“Ah! that is because you don’t read the lessons. You should read the lessons every day,” said Janey, delighted with her rôle of counsellor, “like nurse, papa! How funny it would be when nurse went up-stairs and found only dolly in my little bed, and Janey gone away!” She laughed, and then looked at him with a look of examination more keen than that timid, wistful look of Helen’s. “But I like this,” she added; “it is funny. Why do the little children wear caps? And what funny little shoes, that make such a noise! And why do they all speak French, papa? Who taught them to speak French?” Janey, in her fresh wonder, put all the threadbare questions that everybody has put before. She skipped upon the rough stones by her father’s side, holding his hand tight; and the three people who were in the great square (besides the soldiers) looked upon the pair with kindly eyes, and pointed out to each other that the newly arrived Anglais worshipped his child. They have the domestic instinct above all—they adore their infants. “But tiens,” they said; “is it madame the young wife who follows with a look so maussade?”

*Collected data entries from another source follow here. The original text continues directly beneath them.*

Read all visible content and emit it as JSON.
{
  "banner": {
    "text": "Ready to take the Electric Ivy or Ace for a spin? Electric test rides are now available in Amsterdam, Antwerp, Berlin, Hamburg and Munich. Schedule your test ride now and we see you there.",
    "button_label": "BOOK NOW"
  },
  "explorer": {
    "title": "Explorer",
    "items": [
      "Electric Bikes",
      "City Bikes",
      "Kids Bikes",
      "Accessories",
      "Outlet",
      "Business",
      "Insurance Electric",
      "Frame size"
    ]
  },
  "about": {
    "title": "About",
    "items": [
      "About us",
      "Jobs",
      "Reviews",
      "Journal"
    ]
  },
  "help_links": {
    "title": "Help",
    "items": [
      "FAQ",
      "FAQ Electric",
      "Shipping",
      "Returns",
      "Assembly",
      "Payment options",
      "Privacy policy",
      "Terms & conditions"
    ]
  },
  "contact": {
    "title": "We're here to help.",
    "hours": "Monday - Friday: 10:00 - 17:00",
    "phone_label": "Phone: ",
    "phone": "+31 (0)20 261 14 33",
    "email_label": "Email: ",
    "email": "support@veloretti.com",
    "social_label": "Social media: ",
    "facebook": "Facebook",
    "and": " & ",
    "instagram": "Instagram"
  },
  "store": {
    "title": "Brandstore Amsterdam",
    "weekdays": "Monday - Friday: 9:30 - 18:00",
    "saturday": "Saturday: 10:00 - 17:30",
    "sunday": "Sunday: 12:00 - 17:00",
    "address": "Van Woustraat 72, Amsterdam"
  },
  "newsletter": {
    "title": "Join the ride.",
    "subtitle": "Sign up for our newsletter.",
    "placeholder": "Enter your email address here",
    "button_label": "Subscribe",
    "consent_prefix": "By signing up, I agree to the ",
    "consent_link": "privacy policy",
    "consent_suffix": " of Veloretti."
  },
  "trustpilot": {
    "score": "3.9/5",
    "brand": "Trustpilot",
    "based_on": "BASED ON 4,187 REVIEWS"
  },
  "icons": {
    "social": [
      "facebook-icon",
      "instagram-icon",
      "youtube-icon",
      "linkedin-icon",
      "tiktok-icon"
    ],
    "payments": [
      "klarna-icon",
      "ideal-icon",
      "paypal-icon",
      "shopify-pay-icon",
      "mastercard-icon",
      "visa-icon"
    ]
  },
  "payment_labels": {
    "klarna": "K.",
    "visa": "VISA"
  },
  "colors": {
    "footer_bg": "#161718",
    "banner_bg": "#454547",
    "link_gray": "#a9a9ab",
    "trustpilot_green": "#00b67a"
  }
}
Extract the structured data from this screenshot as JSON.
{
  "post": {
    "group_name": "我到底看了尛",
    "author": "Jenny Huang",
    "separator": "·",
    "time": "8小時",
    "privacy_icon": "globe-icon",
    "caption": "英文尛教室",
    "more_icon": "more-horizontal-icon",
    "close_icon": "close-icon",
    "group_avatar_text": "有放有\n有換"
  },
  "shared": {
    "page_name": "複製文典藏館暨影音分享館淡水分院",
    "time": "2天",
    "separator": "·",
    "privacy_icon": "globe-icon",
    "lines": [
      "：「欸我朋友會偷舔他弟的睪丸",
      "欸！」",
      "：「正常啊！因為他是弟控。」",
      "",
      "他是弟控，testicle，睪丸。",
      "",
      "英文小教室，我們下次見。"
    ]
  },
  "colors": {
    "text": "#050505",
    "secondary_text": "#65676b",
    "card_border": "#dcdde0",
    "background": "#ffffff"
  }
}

The sympathies of these spectators were all with the father and the child. Helen followed like a creature in a dream. The great, silent, empty, open cathedral, with its altars all dressed in artificial lilies, and the scent of incense still in the air, came into her silent picture-gallery with all its details distinct, yet strange; and the long line of boulevard with its trees, and the white houses with their veiled windows, and the clanking of the sabots, and the little soldiers in the archway. They gave her no pleasure as of a novel sight, but they completed the vague, feverish world around her, so dim to her mental perception, yet keenly clear to her outward eye in the sharp blueness of the sky, the more vivid tints of an atmosphere without smoke. They went over all the town thus, mounting to the ramparts, going through all the narrow streets: Janey dancing along with her hand in her father’s, Helen following, silent, like a creature walking in her sleep, taking in all the novel scene only as a background to the pain of her soul.
CHAPTER IV.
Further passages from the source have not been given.